Idk if Emerson talking about libel was premature. Many have taken it as an obvious escalation, but it seems like he called it exactly right because NL’s reputation is all but destroyed. Maybe if he hadn’t said that Ben would have waited for their response before publishing, and it would have been better. I think it’s naive and irresponsible for Ben/Lightcone to act like a post like Ben’s was all-in-the-family or something and Emerson was the one getting too real. These forums are NL’s constituency. Damaging their reputation in EA is damaging the main reputation that matters.
I did think the original post was witch-hunty. Even if it was all true and balanced (just not able to share smoking guns) re:NL, the effect on readers is to communicate that smallish infractions will out you as not good enough or reveal your unacceptable character. I’m starting a new org and it terrified me that my inevitable mistakes would be unacceptable.“No mistakes allowed” seems like the worst norm imaginable for a community like ours.

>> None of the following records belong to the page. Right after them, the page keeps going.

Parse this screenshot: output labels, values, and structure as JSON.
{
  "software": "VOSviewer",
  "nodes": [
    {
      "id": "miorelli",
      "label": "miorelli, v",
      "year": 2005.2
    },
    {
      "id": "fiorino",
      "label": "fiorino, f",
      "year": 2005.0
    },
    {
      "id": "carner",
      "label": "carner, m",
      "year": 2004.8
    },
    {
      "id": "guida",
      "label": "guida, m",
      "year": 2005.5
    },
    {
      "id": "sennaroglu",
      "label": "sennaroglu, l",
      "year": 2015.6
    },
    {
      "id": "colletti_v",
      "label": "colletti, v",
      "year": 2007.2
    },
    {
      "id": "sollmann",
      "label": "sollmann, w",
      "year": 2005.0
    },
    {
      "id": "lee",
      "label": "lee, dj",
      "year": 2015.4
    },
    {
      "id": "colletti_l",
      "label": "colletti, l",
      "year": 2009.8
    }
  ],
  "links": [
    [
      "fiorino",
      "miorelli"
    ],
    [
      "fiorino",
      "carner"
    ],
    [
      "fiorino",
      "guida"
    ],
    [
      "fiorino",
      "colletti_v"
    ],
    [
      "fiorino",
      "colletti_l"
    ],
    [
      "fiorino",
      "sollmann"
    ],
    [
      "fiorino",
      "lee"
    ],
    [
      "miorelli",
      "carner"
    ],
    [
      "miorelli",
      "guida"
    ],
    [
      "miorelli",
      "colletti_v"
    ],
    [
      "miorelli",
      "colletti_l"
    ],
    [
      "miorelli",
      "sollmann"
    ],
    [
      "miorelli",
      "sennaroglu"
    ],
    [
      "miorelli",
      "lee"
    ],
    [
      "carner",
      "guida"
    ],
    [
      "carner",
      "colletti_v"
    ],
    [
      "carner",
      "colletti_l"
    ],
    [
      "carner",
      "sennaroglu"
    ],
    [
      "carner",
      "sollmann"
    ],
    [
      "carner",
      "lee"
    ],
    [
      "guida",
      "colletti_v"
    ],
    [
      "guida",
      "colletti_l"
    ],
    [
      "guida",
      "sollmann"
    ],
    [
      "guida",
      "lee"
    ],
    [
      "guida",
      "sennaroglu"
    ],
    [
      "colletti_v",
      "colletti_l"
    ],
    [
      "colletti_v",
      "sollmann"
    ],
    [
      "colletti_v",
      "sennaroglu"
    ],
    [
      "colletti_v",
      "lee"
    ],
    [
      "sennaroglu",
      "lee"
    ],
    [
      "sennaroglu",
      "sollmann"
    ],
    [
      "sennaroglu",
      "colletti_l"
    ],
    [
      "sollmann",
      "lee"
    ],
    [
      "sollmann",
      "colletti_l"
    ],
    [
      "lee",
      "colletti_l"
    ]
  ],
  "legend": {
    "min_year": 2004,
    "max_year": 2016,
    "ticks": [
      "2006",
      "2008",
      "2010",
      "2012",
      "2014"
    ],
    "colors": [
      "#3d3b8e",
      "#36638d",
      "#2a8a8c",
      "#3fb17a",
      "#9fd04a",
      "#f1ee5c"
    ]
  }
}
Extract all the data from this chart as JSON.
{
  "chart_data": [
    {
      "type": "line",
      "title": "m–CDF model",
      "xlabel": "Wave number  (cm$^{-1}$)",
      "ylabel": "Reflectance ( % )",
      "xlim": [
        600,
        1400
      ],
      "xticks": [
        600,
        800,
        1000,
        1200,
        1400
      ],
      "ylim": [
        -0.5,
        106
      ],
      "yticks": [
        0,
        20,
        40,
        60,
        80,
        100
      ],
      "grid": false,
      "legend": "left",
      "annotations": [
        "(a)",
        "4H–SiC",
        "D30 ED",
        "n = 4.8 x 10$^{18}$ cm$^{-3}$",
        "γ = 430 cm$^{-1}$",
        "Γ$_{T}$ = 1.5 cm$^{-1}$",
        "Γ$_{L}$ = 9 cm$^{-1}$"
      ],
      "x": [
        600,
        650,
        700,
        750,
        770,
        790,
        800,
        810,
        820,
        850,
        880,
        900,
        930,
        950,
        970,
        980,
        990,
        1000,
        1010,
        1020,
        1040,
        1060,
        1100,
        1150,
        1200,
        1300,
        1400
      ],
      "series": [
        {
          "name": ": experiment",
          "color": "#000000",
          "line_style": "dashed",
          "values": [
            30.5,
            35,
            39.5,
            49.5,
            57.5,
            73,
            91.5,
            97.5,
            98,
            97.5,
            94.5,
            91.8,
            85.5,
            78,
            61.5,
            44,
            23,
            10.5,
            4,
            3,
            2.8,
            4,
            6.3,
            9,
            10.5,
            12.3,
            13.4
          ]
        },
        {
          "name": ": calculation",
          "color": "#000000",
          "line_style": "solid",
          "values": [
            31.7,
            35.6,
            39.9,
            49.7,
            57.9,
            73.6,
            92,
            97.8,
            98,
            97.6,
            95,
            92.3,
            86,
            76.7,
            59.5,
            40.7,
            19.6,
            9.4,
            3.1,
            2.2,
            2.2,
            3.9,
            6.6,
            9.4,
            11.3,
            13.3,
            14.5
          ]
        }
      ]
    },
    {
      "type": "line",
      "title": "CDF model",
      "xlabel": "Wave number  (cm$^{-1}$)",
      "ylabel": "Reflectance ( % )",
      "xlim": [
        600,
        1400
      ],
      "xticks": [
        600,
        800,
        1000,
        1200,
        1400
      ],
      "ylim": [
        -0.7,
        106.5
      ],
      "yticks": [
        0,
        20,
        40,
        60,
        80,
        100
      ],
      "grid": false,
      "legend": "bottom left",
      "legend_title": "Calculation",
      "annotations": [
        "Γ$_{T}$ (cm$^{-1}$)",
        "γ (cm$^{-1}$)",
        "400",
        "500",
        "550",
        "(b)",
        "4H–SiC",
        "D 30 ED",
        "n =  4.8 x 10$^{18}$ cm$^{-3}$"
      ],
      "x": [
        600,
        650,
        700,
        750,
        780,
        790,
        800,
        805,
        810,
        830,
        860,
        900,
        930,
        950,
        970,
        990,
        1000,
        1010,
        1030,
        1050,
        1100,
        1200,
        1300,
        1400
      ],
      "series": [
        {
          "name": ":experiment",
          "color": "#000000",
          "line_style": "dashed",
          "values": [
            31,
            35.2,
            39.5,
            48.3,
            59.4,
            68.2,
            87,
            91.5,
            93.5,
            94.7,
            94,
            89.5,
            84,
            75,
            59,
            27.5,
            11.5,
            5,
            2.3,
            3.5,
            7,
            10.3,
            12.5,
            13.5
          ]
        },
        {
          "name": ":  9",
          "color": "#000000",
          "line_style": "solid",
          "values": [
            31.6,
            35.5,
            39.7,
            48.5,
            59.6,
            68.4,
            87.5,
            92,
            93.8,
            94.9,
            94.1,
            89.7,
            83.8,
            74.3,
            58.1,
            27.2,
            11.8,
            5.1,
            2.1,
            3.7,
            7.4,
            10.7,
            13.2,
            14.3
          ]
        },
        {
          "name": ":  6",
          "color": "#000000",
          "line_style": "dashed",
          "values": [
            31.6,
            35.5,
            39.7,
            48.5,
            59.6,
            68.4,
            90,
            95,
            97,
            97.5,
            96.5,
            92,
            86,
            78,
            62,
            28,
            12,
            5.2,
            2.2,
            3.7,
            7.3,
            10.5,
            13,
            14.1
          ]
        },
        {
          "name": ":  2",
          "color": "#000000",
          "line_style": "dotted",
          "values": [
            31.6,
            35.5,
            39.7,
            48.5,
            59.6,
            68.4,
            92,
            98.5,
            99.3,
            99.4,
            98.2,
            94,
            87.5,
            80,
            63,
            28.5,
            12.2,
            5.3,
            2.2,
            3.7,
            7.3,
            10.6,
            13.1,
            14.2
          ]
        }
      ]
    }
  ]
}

It actually is okay to make mistakes with org structure and employer-employee relationships and try again.
Zooming out from this particular case, I’m concerned that our community is both (1) extremely encouraging and tolerant of experimentation and poor, undefined boundaries and (2) very quick to point the finger when any experiment goes wrong. If we don’t want to have strict professional norms I think it’s unfair to put all the blame on failed experiments without updating the algorithm that allows people embark on these experiments with community approval.
To be perfectly clear, I think this community has poor professional boundaries and a poor understanding of why normie boundaries exist. I would like better boundaries all around. I don’t think we get better boundaries by acting like a failure like this is due to character or lack of integrity instead of bad engineering. If you wouldn’t have looked at it before it imploded and thought the engineering was bad, I think that’s the biggest thing that needs to change. I’m concerned that people still think that if you have good enough character (or are smart enough, etc), you don’t need good boundaries and systems.